É uma das poucas pessoas que, no filme, interage com todos os homens. Eles representam as forças antigas que controlaram o mundo para estas mulheres, isto está certo?

Colin Farrell, Brian Tyree Henry e Daniel, estavam literalmente a intimidar-me, o que me fez sentir como uma metáfora para a minha relação com homens e mulheres. Certamente, que esta é a base do #MeToo e do #TimesUp, quando estás na presença de um homem, a dinâmica é a de predador e presa, uma força dominante e um submissa e, como mulher, tu és sempre o elo mais fraco. 

Mas aquilo que não queria fazer neste filme, mesmo a Veronica sendo a líder, foi ter o sentimento de ser inferior, que muitas vezes pode acabar contigo. Quando o assalto está para acontecer, sentes que mereceste. É uma jornada mais realista. Como me sinto como mulher. Adoro uma boa história sobre mulheres. A Mulher Maravilha é a minha favorita. Na minha vida não me sinto como uma. Não sinto que estou no comando. Quero que as mulheres se sintam menos sozinhas. Mas quero mesmo mostrar-lhes que é possível ganhar a liderança das próprias vidas, mesmo com ansiedade e todo o caos. É possível. 

Nãos lhes quero vender a fantasia sobre o que é que significa viver neste mundo sendo uma mulher - se é que isto faz sentido. Neste filme sinto isso, não fui uma superheroína. Na verdade sinto que a realidade foi intersectada nesta narrativa e acho que isso é que fez estas mulheres mais poderosas. 

Já ouviu algum feedback das pessoas que assistiram ao filme? As pessoas perceberam as mensagens que quis passar?

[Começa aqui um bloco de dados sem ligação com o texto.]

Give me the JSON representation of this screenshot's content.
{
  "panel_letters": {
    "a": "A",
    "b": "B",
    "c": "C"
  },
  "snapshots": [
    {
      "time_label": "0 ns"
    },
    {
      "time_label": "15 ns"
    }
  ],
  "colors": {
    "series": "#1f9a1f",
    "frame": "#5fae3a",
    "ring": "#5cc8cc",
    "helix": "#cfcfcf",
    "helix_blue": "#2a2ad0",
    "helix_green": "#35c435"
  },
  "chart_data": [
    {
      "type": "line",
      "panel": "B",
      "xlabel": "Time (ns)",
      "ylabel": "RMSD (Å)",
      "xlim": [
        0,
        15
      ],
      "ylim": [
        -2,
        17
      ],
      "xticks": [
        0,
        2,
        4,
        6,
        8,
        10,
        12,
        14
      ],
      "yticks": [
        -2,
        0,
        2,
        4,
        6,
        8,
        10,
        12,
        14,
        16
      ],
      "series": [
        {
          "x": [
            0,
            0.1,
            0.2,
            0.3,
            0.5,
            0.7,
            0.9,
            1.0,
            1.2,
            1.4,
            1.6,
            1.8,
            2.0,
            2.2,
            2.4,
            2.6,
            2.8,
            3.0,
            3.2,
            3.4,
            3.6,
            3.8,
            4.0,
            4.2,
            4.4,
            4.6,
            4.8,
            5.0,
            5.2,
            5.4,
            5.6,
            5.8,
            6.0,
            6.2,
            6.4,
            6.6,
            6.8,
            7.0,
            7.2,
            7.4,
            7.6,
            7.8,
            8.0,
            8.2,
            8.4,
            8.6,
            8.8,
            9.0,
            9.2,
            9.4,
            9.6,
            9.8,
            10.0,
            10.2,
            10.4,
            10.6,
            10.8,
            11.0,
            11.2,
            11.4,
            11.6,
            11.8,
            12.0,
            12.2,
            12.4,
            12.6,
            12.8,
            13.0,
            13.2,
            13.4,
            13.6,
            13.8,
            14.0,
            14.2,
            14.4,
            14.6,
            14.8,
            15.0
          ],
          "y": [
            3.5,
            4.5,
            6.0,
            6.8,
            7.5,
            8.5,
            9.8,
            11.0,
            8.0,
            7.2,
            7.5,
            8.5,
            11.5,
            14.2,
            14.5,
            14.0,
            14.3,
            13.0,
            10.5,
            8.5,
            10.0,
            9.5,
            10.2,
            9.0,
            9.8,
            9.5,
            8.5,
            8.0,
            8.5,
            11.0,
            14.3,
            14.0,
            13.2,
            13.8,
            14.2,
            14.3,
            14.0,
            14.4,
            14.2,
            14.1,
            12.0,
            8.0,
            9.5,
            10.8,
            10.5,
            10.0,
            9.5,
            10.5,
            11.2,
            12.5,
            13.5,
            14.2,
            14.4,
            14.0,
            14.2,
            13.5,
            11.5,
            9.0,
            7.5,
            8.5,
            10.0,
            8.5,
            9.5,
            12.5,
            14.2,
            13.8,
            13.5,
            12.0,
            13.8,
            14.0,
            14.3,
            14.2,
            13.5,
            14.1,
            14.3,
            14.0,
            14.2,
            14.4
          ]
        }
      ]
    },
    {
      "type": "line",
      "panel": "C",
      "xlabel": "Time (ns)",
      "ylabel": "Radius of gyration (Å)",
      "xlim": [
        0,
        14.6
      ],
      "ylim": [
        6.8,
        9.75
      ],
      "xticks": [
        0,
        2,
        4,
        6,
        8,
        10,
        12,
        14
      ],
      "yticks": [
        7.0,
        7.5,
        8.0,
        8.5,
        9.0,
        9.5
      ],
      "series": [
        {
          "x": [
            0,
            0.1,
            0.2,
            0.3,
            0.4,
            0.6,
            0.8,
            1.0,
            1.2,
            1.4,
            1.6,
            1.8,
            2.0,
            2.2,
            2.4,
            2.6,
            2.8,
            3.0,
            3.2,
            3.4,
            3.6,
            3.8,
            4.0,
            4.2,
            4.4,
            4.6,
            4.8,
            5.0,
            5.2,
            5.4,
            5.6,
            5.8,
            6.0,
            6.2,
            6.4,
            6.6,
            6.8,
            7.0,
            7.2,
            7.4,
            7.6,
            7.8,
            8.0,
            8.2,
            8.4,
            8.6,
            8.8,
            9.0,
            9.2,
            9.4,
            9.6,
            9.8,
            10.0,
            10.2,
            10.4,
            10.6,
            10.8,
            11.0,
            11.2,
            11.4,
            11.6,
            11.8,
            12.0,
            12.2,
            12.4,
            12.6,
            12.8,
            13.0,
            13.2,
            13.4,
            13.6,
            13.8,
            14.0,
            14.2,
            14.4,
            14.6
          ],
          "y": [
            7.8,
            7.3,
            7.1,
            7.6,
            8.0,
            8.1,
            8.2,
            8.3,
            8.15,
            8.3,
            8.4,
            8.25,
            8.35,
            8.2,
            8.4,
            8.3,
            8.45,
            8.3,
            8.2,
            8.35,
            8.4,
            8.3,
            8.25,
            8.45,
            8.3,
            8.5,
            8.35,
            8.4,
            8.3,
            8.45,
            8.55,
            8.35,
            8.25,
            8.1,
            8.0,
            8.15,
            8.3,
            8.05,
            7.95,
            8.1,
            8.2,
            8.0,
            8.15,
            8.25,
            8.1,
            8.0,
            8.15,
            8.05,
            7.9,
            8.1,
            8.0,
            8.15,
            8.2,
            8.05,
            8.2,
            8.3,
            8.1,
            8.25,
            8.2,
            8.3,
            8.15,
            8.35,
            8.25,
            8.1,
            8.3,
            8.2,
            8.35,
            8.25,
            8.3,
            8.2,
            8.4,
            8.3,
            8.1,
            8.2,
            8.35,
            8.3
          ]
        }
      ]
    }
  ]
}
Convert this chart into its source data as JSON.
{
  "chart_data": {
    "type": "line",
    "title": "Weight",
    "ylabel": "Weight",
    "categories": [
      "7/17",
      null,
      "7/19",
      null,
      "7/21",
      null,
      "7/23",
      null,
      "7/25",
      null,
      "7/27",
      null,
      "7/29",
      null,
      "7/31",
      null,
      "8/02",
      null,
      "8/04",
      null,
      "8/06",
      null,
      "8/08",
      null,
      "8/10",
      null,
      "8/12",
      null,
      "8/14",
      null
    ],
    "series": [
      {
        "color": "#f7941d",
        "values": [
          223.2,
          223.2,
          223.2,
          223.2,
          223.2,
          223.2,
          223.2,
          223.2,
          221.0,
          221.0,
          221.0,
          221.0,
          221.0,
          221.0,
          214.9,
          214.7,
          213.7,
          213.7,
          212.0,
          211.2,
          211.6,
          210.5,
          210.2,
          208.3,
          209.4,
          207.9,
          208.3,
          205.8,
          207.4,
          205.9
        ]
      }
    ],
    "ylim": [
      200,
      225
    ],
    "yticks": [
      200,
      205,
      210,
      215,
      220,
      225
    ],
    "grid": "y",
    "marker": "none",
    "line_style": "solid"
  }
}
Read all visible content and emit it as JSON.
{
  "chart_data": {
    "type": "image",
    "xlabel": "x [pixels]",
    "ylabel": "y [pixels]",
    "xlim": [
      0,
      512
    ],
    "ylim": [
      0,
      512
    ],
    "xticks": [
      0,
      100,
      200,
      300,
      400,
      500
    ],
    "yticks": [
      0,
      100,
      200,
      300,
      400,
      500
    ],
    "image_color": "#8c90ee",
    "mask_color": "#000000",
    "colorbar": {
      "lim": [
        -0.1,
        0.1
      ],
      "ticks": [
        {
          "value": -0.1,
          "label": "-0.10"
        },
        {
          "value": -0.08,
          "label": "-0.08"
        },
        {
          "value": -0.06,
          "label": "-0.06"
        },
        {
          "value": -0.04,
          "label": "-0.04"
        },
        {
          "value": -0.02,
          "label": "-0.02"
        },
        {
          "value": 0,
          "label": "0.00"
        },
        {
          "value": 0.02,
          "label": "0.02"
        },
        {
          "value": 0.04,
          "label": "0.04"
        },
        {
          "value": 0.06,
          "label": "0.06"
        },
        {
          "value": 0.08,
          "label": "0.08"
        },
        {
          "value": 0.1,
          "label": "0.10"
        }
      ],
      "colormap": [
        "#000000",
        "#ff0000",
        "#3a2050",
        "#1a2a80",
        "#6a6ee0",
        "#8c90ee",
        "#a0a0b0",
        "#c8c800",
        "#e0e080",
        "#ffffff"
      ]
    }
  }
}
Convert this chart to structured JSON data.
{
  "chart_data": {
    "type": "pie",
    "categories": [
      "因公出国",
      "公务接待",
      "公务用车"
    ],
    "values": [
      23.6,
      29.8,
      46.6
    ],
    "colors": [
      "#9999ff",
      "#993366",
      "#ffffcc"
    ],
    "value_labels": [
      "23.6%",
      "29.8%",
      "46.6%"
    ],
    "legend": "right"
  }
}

Definitivamente senti que muita gente absorveu coisas boas sobre este filme, coisas que já aqui falámos. Mas eu não oiço muito porque há uma parte de mim que acredita que estamos num zeitgeist. A Michelle Rodriguez disse uma coisa muito bonita: como mulheres, estamos a insurgir-nos cada vez mais. Isso está a acontecer com as pessoas de cor, todas essas coisas. Há um certo número de críticas que não dou ouvidos porque vejo que 95% das críticas são de homens e muitas delas de homens caucasianos e é através desse olhar que este filme é visto e, muitas das vezes, não acredito nisso. 

O valor da mulher no Cinema é baseado na forma como nos vestimos e na nossa juventude. E podemos dizer, e concordar, que esse não é o nosso valor. Se eles não veem uma mulher sexy, acho que isso te pode afetar. A cena de abertura pode chocar algumas pessoas porque, uma vez mais, Liam Neeson não é o meu dono, não é meu proprietário, ele é o meu marido. É aí que começa e acaba. E isso não deve impedir os cineastas de pôr a sua verdade. Temos que continuar a lutar por estas verdades e ter coragem de lutar por essa nossa voz.